イノベーションのジレンマ 第7章-6:新しい成長市場を見いだす
破壊的技術の新しい市場を探すプロセスには失敗がつきものである。マネージャーがその失敗を恐れると、破壊的技術によって開拓されるバリュー・ネットワークに参入する時期が著しく遅れてしまう。持続的技術のようにイノベーションに対する需要が確認できれば、莫大な費用と時間をかけてリスクの大きい賭けに出ることができるが、破壊的技術のように需要が確認できなければ、技術的に簡単であっても、そのイノベーションを商品化する賭けに出ることができない。意思決定者のほとんどは、市場が存在せず失敗するかもしれないプロジェクトを支持するというリスクを避けようとする。
持続的技術では慎重に計画を立て、積極的に実行することが成功につながる。破壊的技術では、慎重な計画を立てる前に行動を起こす必要がある。市場のニーズや市場の将来の規模がほとんどわからないため、計画は「実行のための計画」ではなく「学習のための計画」でなければならない。

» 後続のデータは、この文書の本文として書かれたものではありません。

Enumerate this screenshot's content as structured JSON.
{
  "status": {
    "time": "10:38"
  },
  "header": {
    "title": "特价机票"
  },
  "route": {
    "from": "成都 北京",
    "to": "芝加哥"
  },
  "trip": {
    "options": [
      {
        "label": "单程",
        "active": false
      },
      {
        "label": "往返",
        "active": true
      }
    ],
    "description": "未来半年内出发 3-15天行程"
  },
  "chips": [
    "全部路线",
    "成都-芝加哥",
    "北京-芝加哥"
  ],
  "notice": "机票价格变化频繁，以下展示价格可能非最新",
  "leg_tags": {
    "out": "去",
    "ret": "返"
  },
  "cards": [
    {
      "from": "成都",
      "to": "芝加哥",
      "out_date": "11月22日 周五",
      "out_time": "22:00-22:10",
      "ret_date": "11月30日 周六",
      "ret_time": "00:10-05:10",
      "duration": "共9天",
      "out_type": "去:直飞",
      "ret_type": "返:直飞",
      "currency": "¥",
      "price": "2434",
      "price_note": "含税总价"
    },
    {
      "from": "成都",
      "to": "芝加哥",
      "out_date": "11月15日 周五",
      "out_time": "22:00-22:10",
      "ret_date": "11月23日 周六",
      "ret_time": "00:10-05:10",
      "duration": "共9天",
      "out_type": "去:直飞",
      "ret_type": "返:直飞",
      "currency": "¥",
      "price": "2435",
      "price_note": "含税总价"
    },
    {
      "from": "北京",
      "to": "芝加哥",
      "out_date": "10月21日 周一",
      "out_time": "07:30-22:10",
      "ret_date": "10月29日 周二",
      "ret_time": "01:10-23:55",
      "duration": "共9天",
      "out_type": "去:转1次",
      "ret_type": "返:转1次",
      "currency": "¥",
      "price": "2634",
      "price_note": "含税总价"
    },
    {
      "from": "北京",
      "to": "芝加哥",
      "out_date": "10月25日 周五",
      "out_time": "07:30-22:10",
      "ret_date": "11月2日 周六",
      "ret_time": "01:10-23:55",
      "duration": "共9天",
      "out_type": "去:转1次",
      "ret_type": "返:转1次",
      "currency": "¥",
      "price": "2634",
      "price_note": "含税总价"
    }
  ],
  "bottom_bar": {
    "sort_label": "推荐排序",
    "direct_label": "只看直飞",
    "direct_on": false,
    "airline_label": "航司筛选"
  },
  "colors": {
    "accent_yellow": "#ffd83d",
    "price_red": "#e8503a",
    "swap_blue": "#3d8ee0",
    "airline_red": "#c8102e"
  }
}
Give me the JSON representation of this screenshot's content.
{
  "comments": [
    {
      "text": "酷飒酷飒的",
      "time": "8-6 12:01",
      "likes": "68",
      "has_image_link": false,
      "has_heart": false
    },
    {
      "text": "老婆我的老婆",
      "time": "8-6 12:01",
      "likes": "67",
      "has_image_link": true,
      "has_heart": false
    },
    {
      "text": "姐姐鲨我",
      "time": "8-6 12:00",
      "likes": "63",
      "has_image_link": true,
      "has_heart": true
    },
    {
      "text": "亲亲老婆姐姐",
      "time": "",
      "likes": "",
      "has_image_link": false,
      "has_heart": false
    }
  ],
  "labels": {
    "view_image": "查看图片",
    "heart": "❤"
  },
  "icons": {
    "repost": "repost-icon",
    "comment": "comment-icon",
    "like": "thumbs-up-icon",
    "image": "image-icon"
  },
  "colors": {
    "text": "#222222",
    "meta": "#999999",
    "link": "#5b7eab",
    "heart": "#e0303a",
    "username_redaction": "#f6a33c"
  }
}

どこに市場があるかわからないという心構えで破壊的事業にアプローチすれば、新しい市場に関するどのような情報が最も必要なのか、その情報がどのような順序で必要になるのかを見極められるだろう。そうした優先順位が事業計画に反映させれば、事業のキーポイントがつかめたり、重要な不明点を解決してから資本・時間・資金を投入することができる。